Film Tuhan, Izinkan Aku Berdosa yang tayang di bioskop Indonesia mulai 22 Mei 2024 mendatang dengan genre drama religi ini seolah memberi gambaran dan kritik tajam pada kemunafikan kehidupan sosial khususnya untuk mereka yang mengeksploitasi agama dengan kepentingan pribadi.
Film Tuhan, Izinkan Aku Berdosa diadaptasi dari Novel berjudul Tuhan, Izinkan Aku Menjadi Pelacur. Mengungkap kejinya kehidupan underground yang biasanya ditutupi dengan gimmick di dalamnya. Topik ini sebenarnya cukup sensitif karena beresiko menyinggung banyak pihak.
Namun Hanung Bramantyo selaku sutradaranya tetap berani melanjutkan agar masyarakat bisa mengambil pelajaran darinya. Ketahui fakta dan pesan di balik tujuan penggarapan film Tuhan, Izinkan Aku Berdosa sebelum Anda menontonnya.
Daftar Isi
ToggleMengangkat Isu Penting dan Sensitif
“Film ini mengangkat isu penting tapi sensitif. Ini benar-benar saya buat dengan mempertimbangkan kejujuran. Saya ingin sampaikan kritik sosial. Masyarakat bisa berkaca dari film itu. Saya ada semacam marah atas yang terjadi di lingkungan kita. Mereka yang menganggap dirinya baik, pejabat alim gitu ternyata penuh kepalsuan. Bahkan akademi agama yang dipercaya malah terjadi abusive, pelecehan, pembullyan. Film Tuhan, Izinkan Aku Berdosa bercerita tentang itu” ujar Hanung saat jumpa pers di Kuningan, Jakarta Selatan.
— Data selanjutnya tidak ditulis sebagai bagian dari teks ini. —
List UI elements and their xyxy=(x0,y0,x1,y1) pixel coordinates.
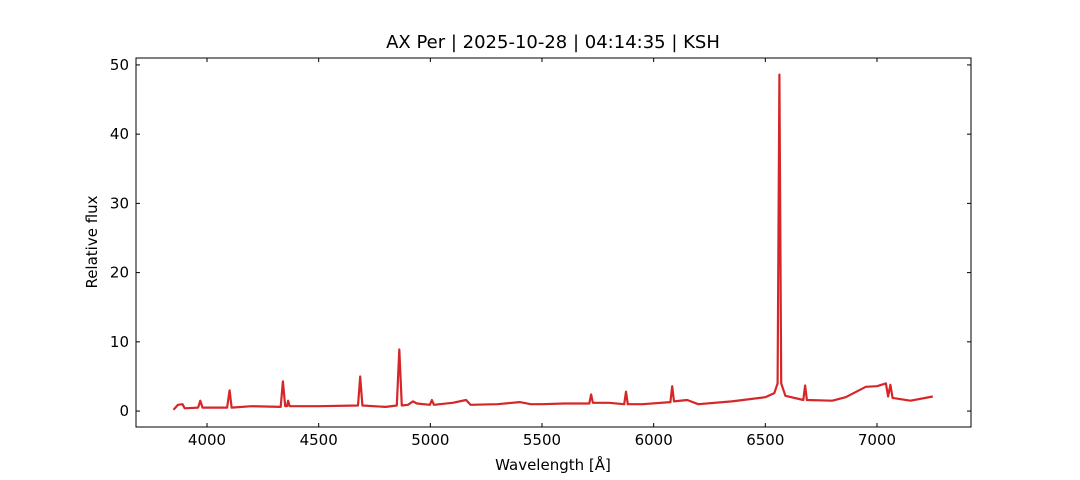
plot-frame xyxy=(135,57,972,428)
x-tick-label: 4000 xyxy=(188,431,226,449)
y-tick-label: 50 xyxy=(110,56,129,74)
x-axis-label: Wavelength [Å] xyxy=(495,455,611,474)
chart-title: AX Per | 2025-10-28 | 04:14:35 | KSH xyxy=(386,32,720,53)
y-tick-label: 20 xyxy=(110,264,129,282)
x-tick-label: 5500 xyxy=(523,431,561,449)
x-tick-label: 6500 xyxy=(746,431,784,449)
x-tick-label: 4500 xyxy=(300,431,338,449)
x-tick-label: 7000 xyxy=(858,431,896,449)
x-tick-label: 5000 xyxy=(411,431,449,449)
y-tick-label: 10 xyxy=(110,333,129,351)
y-tick-label: 40 xyxy=(110,125,129,143)
x-tick-label: 6000 xyxy=(635,431,673,449)
y-axis-label: Relative flux xyxy=(83,195,101,288)
spectrum-line xyxy=(172,73,934,411)
y-tick-label: 30 xyxy=(110,194,129,212)
y-tick-label: 0 xyxy=(119,402,129,420)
Karakter Berlawanan dengan Agama

Meski mengusung genre religi, karakter Kiran (Aghniny Haque) pemeran utama di film Tuhan, Izinkan Aku Berdosa digambarkan berlawanan dengan agama yakni terjerumus dalam zina dan kehidupan paling gelap usai mendapat kekecewaan, fitnah, dan pengkhianatan berulang kali.
Pencarian jati diri menjadi alasan Kiran melakukannya. Hal ini tentu seringkali ditemukan dalam dunia nyata. Ada juga tentang mulusnya pelarian diri orang-orang kriminal yang dekat dengan penguasa dimana mereka seolah mendapat keistimewaan secara hukum.
Contoh sederhananya ialah seseorang yang memilih lepas hijab setelah bercerai atau merasa disakiti pasangannya, berbuat keji pada pasangan dengan alasan cemburu atau tidak ingin kehilangan, kasus pemerkosaan dan pelecehan yang justru terjadi di pesantren atau dilakukan pemuka agama, hingga poligami dengan alasan sunnah agama yang pada kenyataannya demi nafsu belaka.
Kisah Nyata Korban Kemunafikan Kehidupan Sosial
Beragam kelompok agamis ditampilkan anarkis dan eksploitatif, mungkin bisa menimbulkan amarah berbagai pihak. Pada akhirnya, tim produksi tidak mundur, tetap sampaikan apa adanya dengan pesan bahwa sekecil apapun itu, itulah yang berpotensi timbul di sekitar kita.
Kritik tajam kemunafikan kehidupan sosial juga disampaikan untuk wakil rakyat. Tentang penguasa dan orang-orang yang dekat dengan kalangan atas menyelewengkan kekuasaan demi kepentingan pribadinya.
Hal ini juga sesuai dengan banyaknya kasus yang dialami di negeri ini yang juga ditampilkan di film. Meski sebuah film fiksi, namun isu yang diangkat terasa nyata, terasa dekat dan sering ditemui di sekitar kita. Hal ini ditegaskan oleh M. Dahlan selaku pengarang novelnya.
“Ini sebetulnya kisah nyata, ada orangnya. Seperti di filmnya, orangnya tidak diterima di masyarakat. Ini Awalnya memoir namun pembaca marah kemudian dibuat menjadi sastra sehingga terasa fiksi dan tidak memicu kemarahan, tidak ada yang tersinggung.” Jelas M. Dahlan (18/5) ketika konferensi pers di Jakarta.
Baca juga: Fakta Baru Pembuatan Film Vina: Sebelum 7 Hari, Keluarga Eky Tak Setuju!
Konflik dan Tempat Direkayasa
Kalimat M. Dahlan tidak secara langsung menegaskan isu kehidupan sosial, ia tidak ingin menguak secara langsung. Ia harus memalsukan tiap karakter, tempat, dan merekayasa konflik di sastranya. Akhirnya, film ini memberi pesan bahwa manusia bisa berbuat salah tanpa ada batasan agama atau jabatan dan penonton diajak agar tidak menjadi serupa dengan karakter di filmnya.